Standing on a pier at Shoreline Lake, Menlo Park resident Christina Ferrari remembers the spot when it was a dump. Literally. “I remember coming here with my Dad as a kid,” she says.
All grown up, Christina is the owner and president of Silicon Shores Corp., which has managed the Shoreline Lake Aquatic Center and Lakeside Cafe for the past 14 years. As such, she is a knowledgeable expert about the manmade facility that’s used year round.
“The saltwater lake covers 50 acres,” she says. “The water comes from the Charleston Slough and is pumped back out via Permanente Creek. We use Solar Bee as the water circulators. It’s pumped in and out 22 hours a day — the lake is not affected by the tides.”
While not affected by tides, Shoreline Lake is only about 300 yards from San Francisco Bay. “The winds make it ideal for sailing and windsurfing,” Christina explains. “That said, some people come here just to bird watch.”

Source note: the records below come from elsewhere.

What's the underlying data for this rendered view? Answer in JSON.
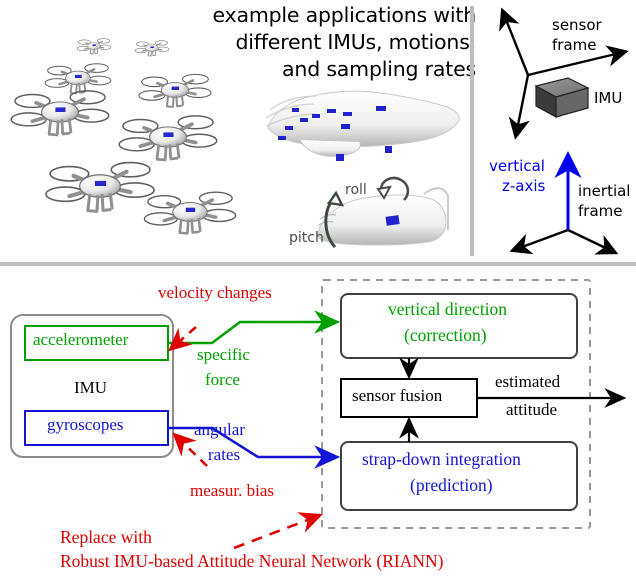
{
  "figure": {
    "top": {
      "heading_lines": [
        "example applications with",
        "different IMUs, motions,",
        "and sampling rates"
      ],
      "illustrations": {
        "drones_label": "quadcopter-drones-photo-cluster",
        "hand_label": "hand-with-imu-sensors-photo",
        "foot_label": "foot-with-imu-sensor-photo"
      },
      "motion_labels": [
        {
          "text": "roll",
          "color": "#4d4d4d"
        },
        {
          "text": "pitch",
          "color": "#4d4d4d"
        }
      ],
      "frames_panel": {
        "sensor_frame_lines": [
          "sensor",
          "frame"
        ],
        "imu_label": "IMU",
        "vertical_axis_lines": [
          "vertical",
          "z-axis"
        ],
        "vertical_axis_color": "#0000ee",
        "inertial_frame_lines": [
          "inertial",
          "frame"
        ]
      }
    },
    "bottom": {
      "imu_group_label": "IMU",
      "sensor_boxes": [
        {
          "label": "accelerometer",
          "color": "#00a000"
        },
        {
          "label": "gyroscopes",
          "color": "#1414d6"
        }
      ],
      "signal_labels": [
        {
          "lines": [
            "specific",
            "force"
          ],
          "color": "#00a000"
        },
        {
          "lines": [
            "angular",
            "rates"
          ],
          "color": "#1414d6"
        }
      ],
      "annotations": [
        {
          "text": "velocity changes",
          "color": "#e00000"
        },
        {
          "text": "measur. bias",
          "color": "#e00000"
        }
      ],
      "process_boxes": [
        {
          "lines": [
            "vertical direction",
            "(correction)"
          ],
          "color": "#00a000"
        },
        {
          "lines": [
            "sensor fusion"
          ],
          "color": "#000000"
        },
        {
          "lines": [
            "strap-down integration",
            "(prediction)"
          ],
          "color": "#1414d6"
        }
      ],
      "output_label_lines": [
        "estimated",
        "attitude"
      ],
      "footer_lines": [
        "Replace with",
        "Robust IMU-based Attitude Neural Network (RIANN)"
      ],
      "footer_color": "#e00000"
    },
    "colors": {
      "green": "#00a000",
      "blue": "#1414d6",
      "red": "#e00000",
      "black": "#000000",
      "gray_box": "#8c8c8c",
      "dashed_gray": "#999999",
      "divider": "#c0c0c0"
    }
  }
}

Diners at the The Cafe take note of the pastries, which Christina oversees, “I went to Nativity School in Menlo Park and then attended Castellija before heading south to the University of San Diego,” she recounts. “Then I went to Paris where I learned to cook classic French pastry and cuisine.
“In San Diego, I learned to scuba dive and windsurf, so you could say a lot of my passions are wrapped up in this job.”
Shoreline Lake is home to childen’s camps, sailing/windsurfing/stand up paddle board classes as well as a kayak polo team and outrigger canoe club. High schools use the lake for their sailing teams and a new racing series started recently.
“My goal is to bring unique water sports to the Bay Area and Silicon Valley,” Christina says. “We can be an escape for people who work long hours — a place for people to enjoy the outdoors.”